If I had lots of these tables would this architecture make CRUD operations very slow?
Should I use GUIDs or Incrementing INTs for the ID fields?
Help & suggestions would be appreciated greatly.
Thankyou.
You may also want to look at WordPress schema and database description to see how others are solving a similar problem.
Keeping a centralized table of tags is a good idea if you will ever need to do one of the following:
Build a complete list of all tags (that is mixing blog tags, comment tags and article tags)
Update the tags so that they get updated everywhere: so that when you change sqlserver to sql-server, it gets changed anywhere: in blogs, articles and comments.
Option 1 is very useful to build the tag clouds so I'd recommend to build a table of tags and reference it from your tables.
If you won't ever need to update the tags as described in the option 2, you don't ever need surrogate key for them.
You will most probably need a UNIQUE constraint on them anyway and there is no point not to make it a PRIMARY KEY, if you are not going to update them.
This will also save you lots of joins: you don't need to join with the tags table to show the tags.
GUIDs are more simple to manage, but theу make the indexes and link tables quite large in size.
You can assign a numerical identifier to each table and link like this:
tTag (tag VARCHAR(30) NOT NULL PRIMARY KEY)
tTaggable (type INT NOT NULL, id INT NOT NULL, PRIMARY KEY (type, id))
tTagLink (
tag VARCHAR(30) NOT NULL FOREIGN KEY REFERENCES tTag,
type INT NOT NULL, id INT NOT NULL,
PRIMARY KEY (tag, type, id),
FOREIGN KEY (type, id) REFERENCES tTaggable
)
tBlog (
id INT NOT NULL PRIMARY KEY,
type INT NOT NULL, CHECK(type = 1),
FOREIGN KEY (type, id) REFERENCES tTaggable,
…)
tArticle (
id INT NOT NULL,
blog INT NOT NULL FOREIGN KEY REFERENCES tBlog,
type INT NOT NULL, CHECK(type = 2),
FOREIGN KEY (type, id) REFERENCES tTaggable,
…)
tComment (
id INT NOT NULL PRIMARY KEY,
article INT NOT NULL FOREIGN KEY REFERENCES tArticle,
type INT NOT NULL, CHECK(type = 3),
FOREIGN KEY (type, id) REFERENCES tTaggable,
…)
Note that if you want to delete a blog, an article or a comment, you should delete from tTaggable as well.
This way, tTaggable is only used to ensure the referential integrity.

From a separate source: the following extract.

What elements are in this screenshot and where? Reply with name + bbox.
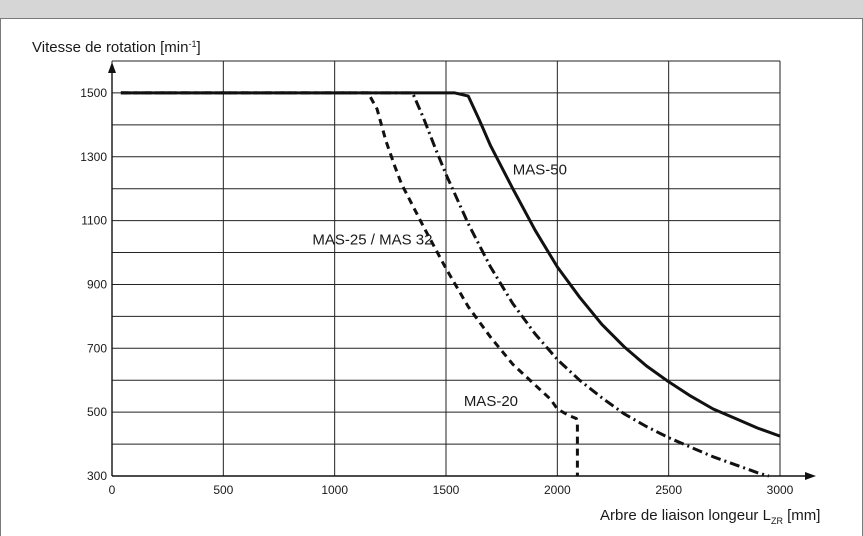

To query all tags for an article, you just issue this query:
SELECT tag
FROM tTagLink
WHERE type = 2
AND id = 1234567
, so you get all tags by querying a single table, without any joins.
usually many-to-many relationship implemented exactly as you describe it.
Auto-incrementing IDs it is good idea since it guarantee that they will be unique.
And you can use guids if you want to tag comments and articles with the same tag(instead of 6 tables you need just 5). But searching with guids may be more slow.